A segunda temporada do programa Livre Acesso, reality show protagonizado pela ativista pelos direitos animais e apresentadora Luisa Mell, estreia hoje. Assista ao programa no Facebook Watch clicando aqui. O Livre Acesso terá novo episódio toda terça e é uma parceria entre a MOV, a produtora de vídeos do UOL, e o Facebook, e é publicado com exclusividade na página oficial do UOL na plataforma. Assista a primeira temporada na íntegra no Facebook Watch.

Em 2019, o Livre Acesso acompanhou o empenho de Luisa Mell em arrecadar fundos para a criação de um santuário, sua participação no resgate de animais e sua frustração com o encaminhamento das pautas ambientais no país. Em entrevista ao UOL naquele ano, Luisa disse que chorava quase todos os dias: "É um absurdo o que estão fazendo. O desmatamento que só cresce na Amazônia, óleo nas praias do Nordeste. (...) O que está acontecendo é uma tragédia sem precedentes". O lamento agora parece um exercício de futurologia, pois, em 2020, Luisa Mell presencia -junto com o resto do país- uma situação ainda pior.

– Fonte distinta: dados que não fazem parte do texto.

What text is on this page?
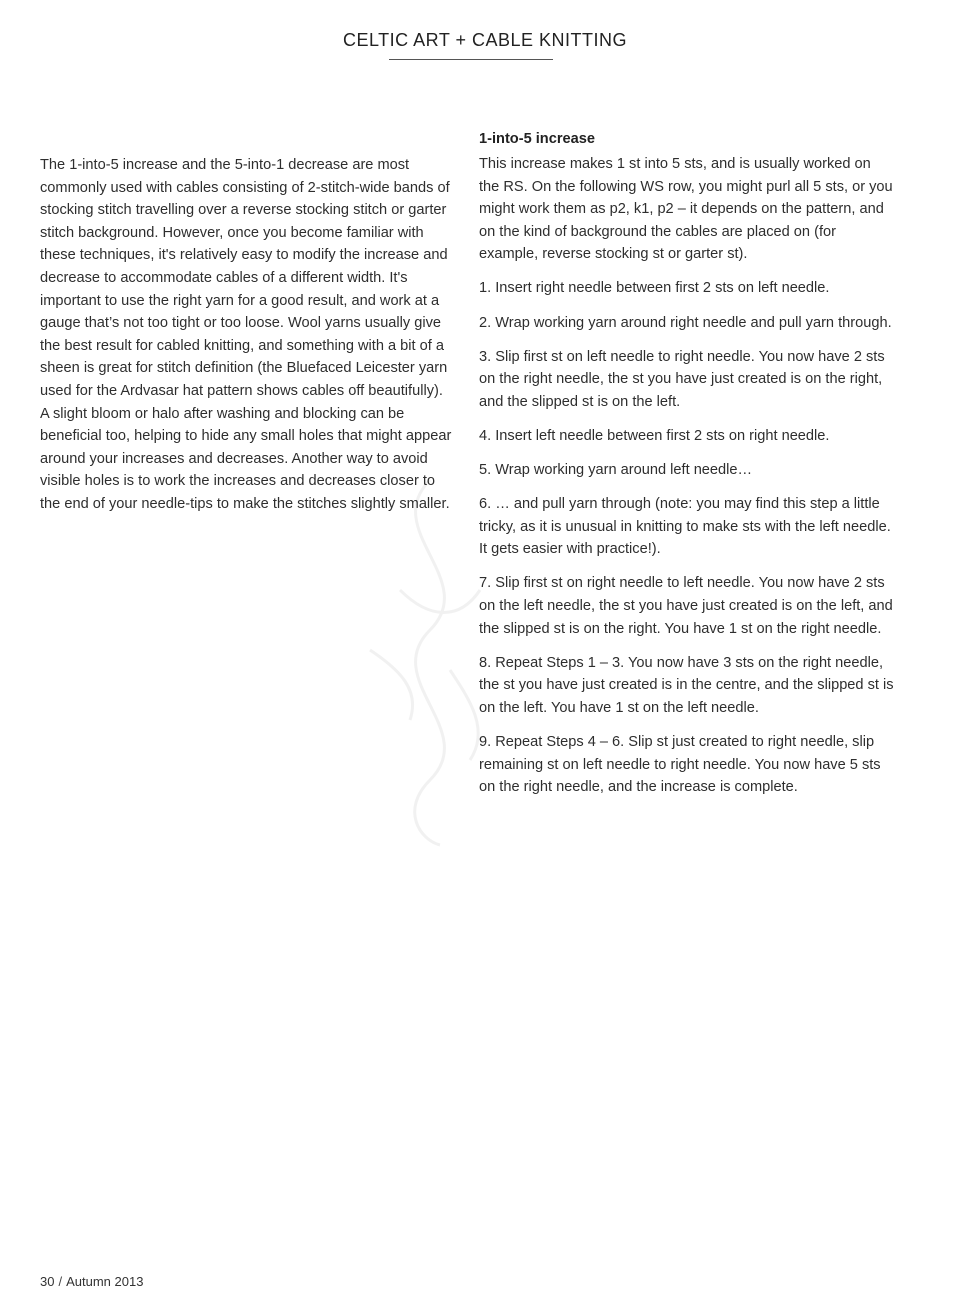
CELTIC ART + CABLE KNITTING

The 1-into-5 increase and the 5-into-1 decrease are most commonly used with cables consisting of 2-stitch-wide bands of stocking stitch travelling over a reverse stocking stitch or garter stitch background. However, once you become familiar with these techniques, it's relatively easy to modify the increase and decrease to accommodate cables of a different width. It's important to use the right yarn for a good result, and work at a gauge that’s not too tight or too loose. Wool yarns usually give the best result for cabled knitting, and something with a bit of a sheen is great for stitch definition (the Bluefaced Leicester yarn used for the Ardvasar hat pattern shows cables off beautifully). A slight bloom or halo after washing and blocking can be beneficial too, helping to hide any small holes that might appear around your increases and decreases. Another way to avoid visible holes is to work the increases and decreases closer to the end of your needle-tips to make the stitches slightly smaller.

1-into-5 increase

This increase makes 1 st into 5 sts, and is usually worked on the RS. On the following WS row, you might purl all 5 sts, or you might work them as p2, k1, p2 – it depends on the pattern, and on the kind of background the cables are placed on (for example, reverse stocking st or garter st).

1. Insert right needle between first 2 sts on left needle.

2. Wrap working yarn around right needle and pull yarn through.

3. Slip first st on left needle to right needle. You now have 2 sts on the right needle, the st you have just created is on the right, and the slipped st is on the left.

4. Insert left needle between first 2 sts on right needle.

5. Wrap working yarn around left needle…

6. … and pull yarn through (note: you may find this step a little tricky, as it is unusual in knitting to make sts with the left needle. It gets easier with practice!).

7. Slip first st on right needle to left needle. You now have 2 sts on the left needle, the st you have just created is on the left, and the slipped st is on the right. You have 1 st on the right needle.

8. Repeat Steps 1 – 3. You now have 3 sts on the right needle, the st you have just created is in the centre, and the slipped st is on the left. You have 1 st on the left needle.

9. Repeat Steps 4 – 6. Slip st just created to right needle, slip remaining st on left needle to right needle. You now have 5 sts on the right needle, and the increase is complete.

30 / Autumn 2013
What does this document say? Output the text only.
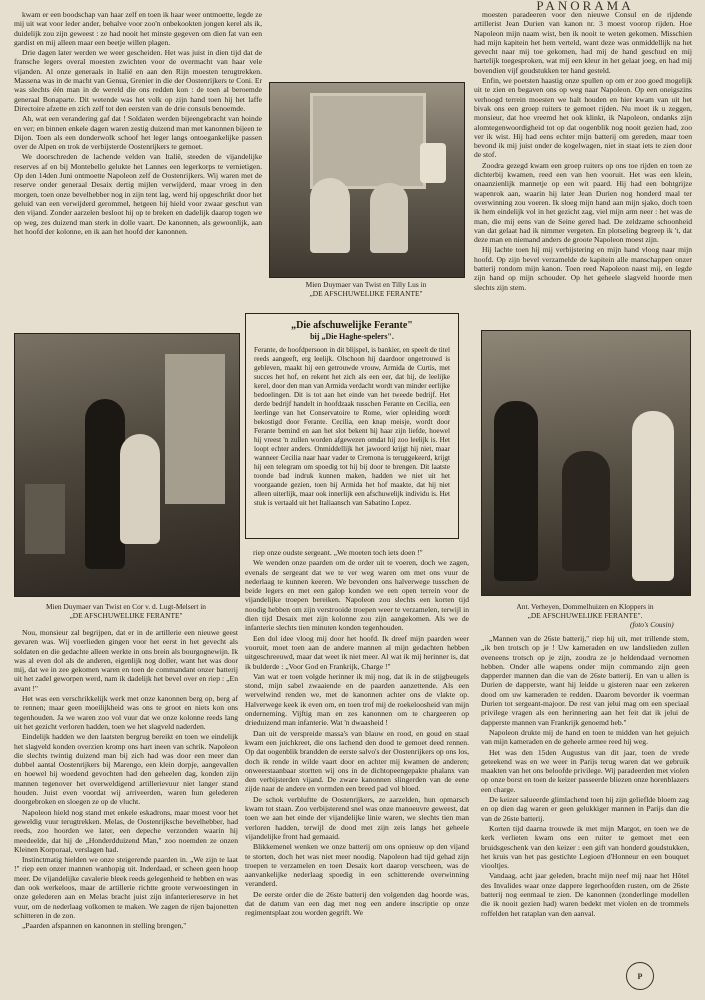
PANORAMA

kwam er een boodschap van haar zelf en toen ik haar weer ontmoette, legde ze mij uit wat voor leder ander, behalve voor zoo'n onbekookten jongen kerel als ik, duidelijk zou zijn geweest : ze had nooit het minste gegeven om dien fat van een gardist en mij alleen maar een beetje willen plagen.

Drie dagen later werden we weer gescheiden. Het was juist in dien tijd dat de fransche legers overal moesten zwichten voor de overmacht van haar vele vijanden. Al onze generaals in Italië en aan den Rijn moesten terugtrekken. Massena was in de macht van Genua, Grenier in die der Oostenrijkers te Coni. Er was slechts één man in de wereld die ons redden kon : de toen al beroemde generaal Bonaparte. Dit wetende was het volk op zijn hand toen hij het laffe Directoire afzette en zich zelf tot den eersten van de drie consuls benoemde.

Ah, wat een verandering gaf dat ! Soldaten werden bijeengebracht van hoinde en ver; en binnen enkele dagen waren zestig duizend man met kanonnen bijeen te Dijon. Toen als een donderwolk schoof het leger langs ontoegankelijke passen over de Alpen en trok de verbijsterde Oostenrijkers te gemoet.

We doorschreden de lachende velden van Italië, steeden de vijandelijke reserves af en bij Montebello gelukte het Lannes een legerkorps te vernietigen. Op den 14den Juni ontmoette Napoleon zelf de Oostenrijkers. Wij waren met de reserve onder generaal Desaix dertig mijlen verwijderd, maar vroeg in den morgen, toen onze bevelhebber nog in zijn tent lag, werd hij opgeschrikt door het geluid van een verwijderd gerommel, hetgeen hij hield voor zwaar geschut van den vijand. Zonder aarzelen besloot hij op te breken en dadelijk daarop togen we op weg, zes duizend man sterk in dolle vaart. De kanonnen, als gewoonlijk, aan het hoofd der kolonne, en ik aan het hoofd der kanonnen.

Mien Duymaer van Twist en Tilly Lus in
„DE AFSCHUWELIJKE FERANTE"

moesten paradeeren voor den nieuwe Consul en de rijdende artillerist Jean Durien van kanon nr. 3 moest voorop rijden. Hoe Napoleon mijn naam wist, ben ik nooit te weten gekomen. Misschien had mijn kapitein het hem verteld, want deze was onmiddellijk na het gevecht naar mij toe gekomen, had mij de hand geschud en mij hartelijk toegesproken, wat mij een kleur in het gelaat joeg, en had mij bovendien vijf goudstukken ter hand gesteld.

Enfin, we poetsten haastig onze spullen op om er zoo goed mogelijk uit te zien en begaven ons op weg naar Napoleon. Op een oneigszins verhoogd terrein moesten we halt houden en hier kwam van uit het bivak ons een groep ruiters te gemoet rijden. Nu moet ik u zeggen, monsieur, dat hoe vreemd het ook klinkt, ik Napoleon, ondanks zijn alomtegenwoordigheid tot op dat oogenblik nog nooit gezien had, zoo ver ik wist. Hij had eens echter mijn batterij om gereden, maar toen bevond ik mij juist onder de kogelwagen, niet in staat iets te zien door de stof.

Zoodra gezegd kwam een groep ruiters op ons toe rijden en toen ze dichterbij kwamen, reed een van hen vooruit. Het was een klein, onaanzienlijk mannetje op een wit paard. Hij had een bohtgrijze wapenrok aan, waarin hij later Jean Durien nog honderd maal ter overwinning zou voeren. Ik sloeg mijn hand aan mijn sjako, doch toen ik hem eindelijk vol in het gezicht zag, viel mijn arm neer : het was de man, die mij eens van de Seine gered had. De zeldzame schoonheid van dat gelaat had ik nimmer vergeten. En plotseling begreep ik 't, dat deze man en niemand anders de groote Napoleon moest zijn.

Hij lachte toen hij mij verbijstering en mijn hand vloog naar mijn hoofd. Op zijn bevel verzamelde de kapitein alle manschappen onzer batterij rondom mijn kanon. Toen reed Napoleon naast mij, en legde zijn hand op mijn schouder. Op het geheele slagveld hoorde men slechts zijn stem.

Mien Duymaer van Twist en Cor v. d. Lugt-Melsert in
„DE AFSCHUWELIJKE FERANTE"
„Die afschuwelijke Ferante"
bij „Die Haghe-spelers".
Ferante, de hoofdpersoon in dit blijspel, is bankier, en speelt de titel reeds aangeeft, erg leelijk. Olschoon hij daardoor ongetrouwd is gebleven, maakt hij een getrouwde vrouw, Armida de Curtis, met succes het hof, en rekent het zich als een eer, dat hij, de leelijke kerel, door den man van Armida verdacht wordt van minder eerlijke bedoelingen. Dit is tot aan het einde van het tweede bedrijf. Het derde bedrijf handelt in hoofdzaak tusschen Ferante en Cecilia, een leerlinge van het Conservatoire te Rome, wier opleiding wordt bekostigd door Ferante. Cecilia, een knap meisje, wordt door Ferante bemind en aan het slot bekent hij haar zijn liefde, hoewel hij vreest 'n zullen worden afgewezen omdat hij zoo leelijk is. Het loopt echter anders. Onmiddellijk het jawoord krijgt hij niet, maar wanneer Cecilia naar haar vader te Cremona is teruggekeerd, krijgt hij een telegram om spoedig tot hij bij door te brengen. Dit laatste toonde bad indruk kunnen maken, hadden we niet uit het voorgaande gezien, toen hij Armida het hof maakte, dat hij niet alleen uiterlijk, maar ook innerlijk een afschuwelijk individu is. Het stuk is vertaald uit het Italiaansch van Sabatino Lopez.
Ant. Verheyen, Dommelhuizen en Kloppers in
„DE AFSCHUWELIJKE FERANTE".
(foto's Cousin)

Nou, monsieur zal begrijpen, dat er in de artillerie een nieuwe geest gevaren was. Wij voerlieden gingen voor het eerst in het gevecht als soldaten en die gedachte alleen werkte in ons brein als bourgognewijn. Ik was al even dol als de anderen, eigenlijk nog doller, want het was door mij, dat we in zee gekomen waren en toen de commandant onzer batterij uit het zadel geworpen werd, nam ik dadelijk het bevel over en riep : „En avant !"

Het was een verschrikkelijk werk met onze kanonnen berg op, berg af te rennen; maar geen moeilijkheid was ons te groot en niets kon ons tegenhouden. Ja we waren zoo vol vuur dat we onze kolonne reeds lang uit het gezicht verloren hadden, toen we het slagveld naderden.

Eindelijk hadden we den laatsten bergrug bereikt en toen we eindelijk het slagveld konden overzien kromp ons hart ineen van schrik. Napoleon die slechts twintig duizend man bij zich had was door een meer dan dubbel aantal Oostenrijkers bij Marengo, een klein dorpje, aangevallen en hoewel hij woedend gevochten had den geheelen dag, konden zijn mannen tegenover het overweldigend artillerievuur niet langer stand houden. Juist even voordat wij arriveerden, waren hun gelederen doorgebroken en sloegen ze op de vlucht.

Napoleon hield nog stand met enkele eskadrons, maar moest voor het geweldig vuur terugtrekken. Melas, de Oostenrijksche bevelhebber, had reeds, zoo hoorden we later, een depeche verzonden waarin hij meedeelde, dat hij de „Honderdduizend Man," zoo noemden ze onzen Kleinen Korporaal, verslagen had.

Instinctmatig hielden we onze steigerende paarden in. „We zijn te laat !" riep een onzer mannen wanhopig uit. Inderdaad, er scheen geen hoop meer. De vijandelijke cavalerie bleek reeds gelegenheid te hebben en was dan ook werkeloos, maar de artillerie richtte groote verwoestingen in onze gelederen aan en Melas bracht juist zijn infanteriereserve in het vuur, om de nederlaag volkomen te maken. We zagen de rijen bajonetten schitteren in de zon.

„Paarden afspannen en kanonnen in stelling brengen,"

riep onze oudste sergeant. „We moeten toch iets doen !"

We wenden onze paarden om de order uit te voeren, doch we zagen, evenals de sergeant dat we te ver weg waren om met ons vuur de nederlaag te kunnen keeren. We bevonden ons halverwege tusschen de beide legers en met een galop konden we een open terrein voor de vijandelijke troepen bereiken. Napoleon zou slechts een korten tijd noodig hebben om zijn verstrooide troepen weer te verzamelen, terwijl in dien tijd Desaix met zijn kolonne zou zijn aangekomen. Als we de infanterie slechts tien minuten konden tegenhouden.

Een dol idee vloog mij door het hoofd. Ik dreef mijn paarden weer vooruit, moet toen aan de andere mannen al mijn gedachten hebben uitgeschreeuwd, maar dat weet ik niet meer. Al wat ik mij herinner is, dat ik bulderde : „Voor God en Frankrijk, Charge !"

Van wat er toen volgde herinner ik mij nog, dat ik in de stijgbeugels stond, mijn sabel zwaaiende en de paarden aanzettende. Als een wervelwind renden we, met de kanonnen achter ons de vlakte op. Halverwege keek ik even om, en toen trof mij de roekeloosheid van mijn onderneming. Vijftig man en zes kanonnen om te chargeeren op drieduizend man infanterie. Wat 'n dwaasheid !

Dan uit de verspreide massa's van blauw en rood, en goud en staal kwam een juichkreet, die ons lachend den dood te gemoet deed rennen. Op dat oogenblik brandden de eerste salvo's der Oostenrijkers op ons los, doch ik rende in wilde vaart door en achter mij kwamen de anderen; onweerstaanbaar stortten wij ons in de dichtopeengepakte phalanx van den verbijsterden vijand. De zware kanonnen slingerden van de eene zijde naar de andere en vormden een breed pad vol bloed.

De schok verbluftte de Oostenrijkers, ze aarzelden, hun opmarsch kwam tot staan. Zoo verbijsterend snel was onze manoeuvre geweest, dat toen we aan het einde der vijandelijke linie waren, we slechts tien man verloren hadden, terwijl de dood met zijn zeis langs het geheele vijandelijke front had gemaaid.

Blikkemenel wenken we onze batterij om ons opnieuw op den vijand te storten, doch het was niet meer noodig. Napoleon had tijd gehad zijn troepen te verzamelen en toen Desaix kort daarop verscheen, was de aanvankelijke nederlaag spoedig in een schitterende overwinning veranderd.

De eerste order die de 26ste batterij den volgenden dag hoorde was, dat de datum van een dag met nog een andere inscriptie op onze regimentsplaat zou worden gegrift. We

„Mannen van de 26ste batterij," riep hij uit, met trillende stem, „ik ben trotsch op je ! Uw kameraden en uw landslieden zullen eveneens trotsch op je zijn, zoodra ze je heldendaad vernomen hebben. Onder alle wapens onder mijn commando zijn geen dapperder mannen dan die van de 26ste batterij. En van u allen is Durien de dapperste, want hij leidde u gisteren naar een zekeren dood om uw kameraden te redden. Daarom bevorder ik voerman Durien tot sergeant-majoor. De rest van jelui mag om een speciaal privilege vragen als een herinnering aan het feit dat ik jelui de dapperste mannen van Frankrijk genoemd heb."

Napoleon drukte mij de hand en toen te midden van het gejuich van mijn kameraden en de geheele armee reed hij weg.

Het was den 15den Augustus van dit jaar, toen de vrede geteekend was en we weer in Parijs terug waren dat we gebruik maakten van het ons beloofde privilege. Wij paradeerden met violen op onze borst en toen de keizer passeerde bliezen onze horenblazers een charge.

De keizer salueerde glimlachend toen hij zijn gelieflde bloem zag en op dien dag waren er geen gelukkiger mannen in Parijs dan die van de 26ste batterij.

Korten tijd daarna trouwde ik met mijn Margot, en toen we de kerk verlieten kwam ons een ruiter te gemoet met een bruidsgeschenk van den keizer : een gift van honderd goudstukken, het kruis van het pas gestichte Legioen d'Honneur en een bouquet viooltjes.

Vandaag, acht jaar geleden, bracht mijn neef mij naar het Hôtel des Invalides waar onze dappere legerhoofden rusten, om de 26ste batterij nog eenmaal te zien. De kanonnen (zonderlinge modellen die ik nooit gezien had) waren bedekt met violen en de trommels roffelden het rataplan van den aanval.

P
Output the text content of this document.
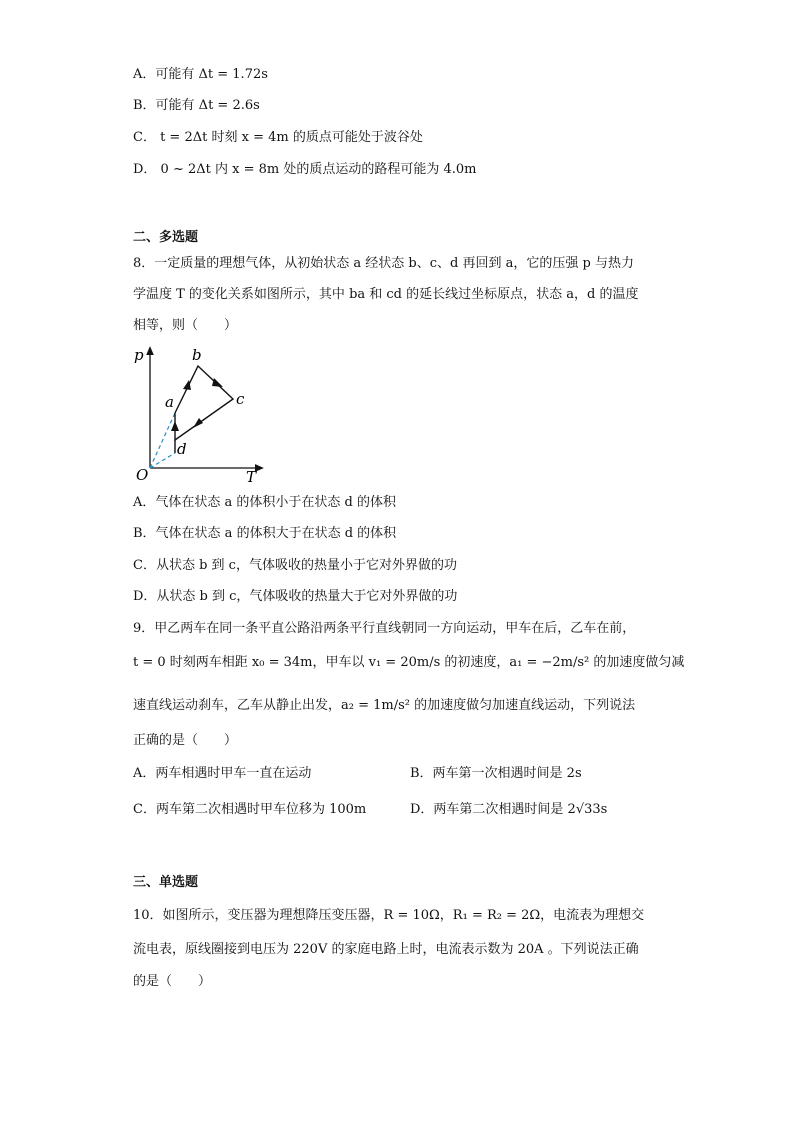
A．可能有 Δt = 1.72s
B．可能有 Δt = 2.6s
C． t = 2Δt 时刻 x = 4m 的质点可能处于波谷处
D． 0 ~ 2Δt 内 x = 8m 处的质点运动的路程可能为 4.0m
二、多选题
8．一定质量的理想气体，从初始状态 a 经状态 b、c、d 再回到 a，它的压强 p 与热力
学温度 T 的变化关系如图所示，其中 ba 和 cd 的延长线过坐标原点，状态 a，d 的温度
相等，则（　　）
p	b
a	c
d
O	T
A．气体在状态 a 的体积小于在状态 d 的体积
B．气体在状态 a 的体积大于在状态 d 的体积
C．从状态 b 到 c，气体吸收的热量小于它对外界做的功
D．从状态 b 到 c，气体吸收的热量大于它对外界做的功
9．甲乙两车在同一条平直公路沿两条平行直线朝同一方向运动，甲车在后，乙车在前，
t = 0 时刻两车相距 x₀ = 34m，甲车以 v₁ = 20m/s 的初速度，a₁ = −2m/s² 的加速度做匀减
速直线运动刹车，乙车从静止出发，a₂ = 1m/s² 的加速度做匀加速直线运动，下列说法
正确的是（　　）
A．两车相遇时甲车一直在运动	B．两车第一次相遇时间是 2s
C．两车第二次相遇时甲车位移为 100m	D．两车第二次相遇时间是 2√33s
三、单选题
10．如图所示，变压器为理想降压变压器，R = 10Ω，R₁ = R₂ = 2Ω，电流表为理想交
流电表，原线圈接到电压为 220V 的家庭电路上时，电流表示数为 20A 。下列说法正确
的是（　　）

O primeiro episódio da segunda temporada do Livre Acesso segue a ativista até o epicentro do fogo que já devastou mais de um quarto do Pantanal. A pedido dos moradores da região, Luisa Mell viaja até o Mato Grosso acompanhada do biólogo Frank Alarcón.

Pantanal incendiado - Reprodução - Reprodução
Destruição causada pelo fogo no Pantanal
Imagem: Reprodução

Logo no início da Transpantaneira, estrada que liga a cidade de Poconé a Porto Jofre, na divisa do Mato Grosso e do Mato Grosso do Sul, Luisa Mell visita o posto de atendimento emergencial para animais silvestres, criado às pressas. Lá, apesar dos esforços dos voluntários e das ONGs, a ativista se depara com uma estrutura medíocre fruto do descaso público com a tragédia enfrentada na maior área alagável do planeta.

À medida em que Luisa Mell adentra a região, o cenário se desfaz ainda mais: ela presencia fogo, fumaça, sede, fome e morte. O único respiro parece ser o encontro com os moradores, voluntários e brigadistas, que trabalham incansavelmente para conter as chamas.

No trajeto, Luisa Mell passa por locais que já foram atingidos pelo fogo e se depara com a chamada "fome cinzenta": os animais que não morreram queimados nem estão feridos sofrem sem comida e sem água. O voluntário Edilson de Souza é um dos que espalha alimentos pela região com o intuito de abrandar a situação. Ao ser perguntado pela ativista se ele é capaz de estimar quantas vidas está salvando, Souza só consegue afirmar que seu trabalho é "como um pingo no meio do oceano".

A área queimada do Pantanal já aumentou pelo menos 178% em comparação com o mesmo período de 2019. Além do fogo, o bioma também luta contra a maior seca das últimas cinco décadas. Testemunhando a destruição da fauna e da flora, a ativista afirma que o incêndio pode provocar consequências desastrosas também em outros lugares, mas é corrigida por Alarcón: "pode não, vai".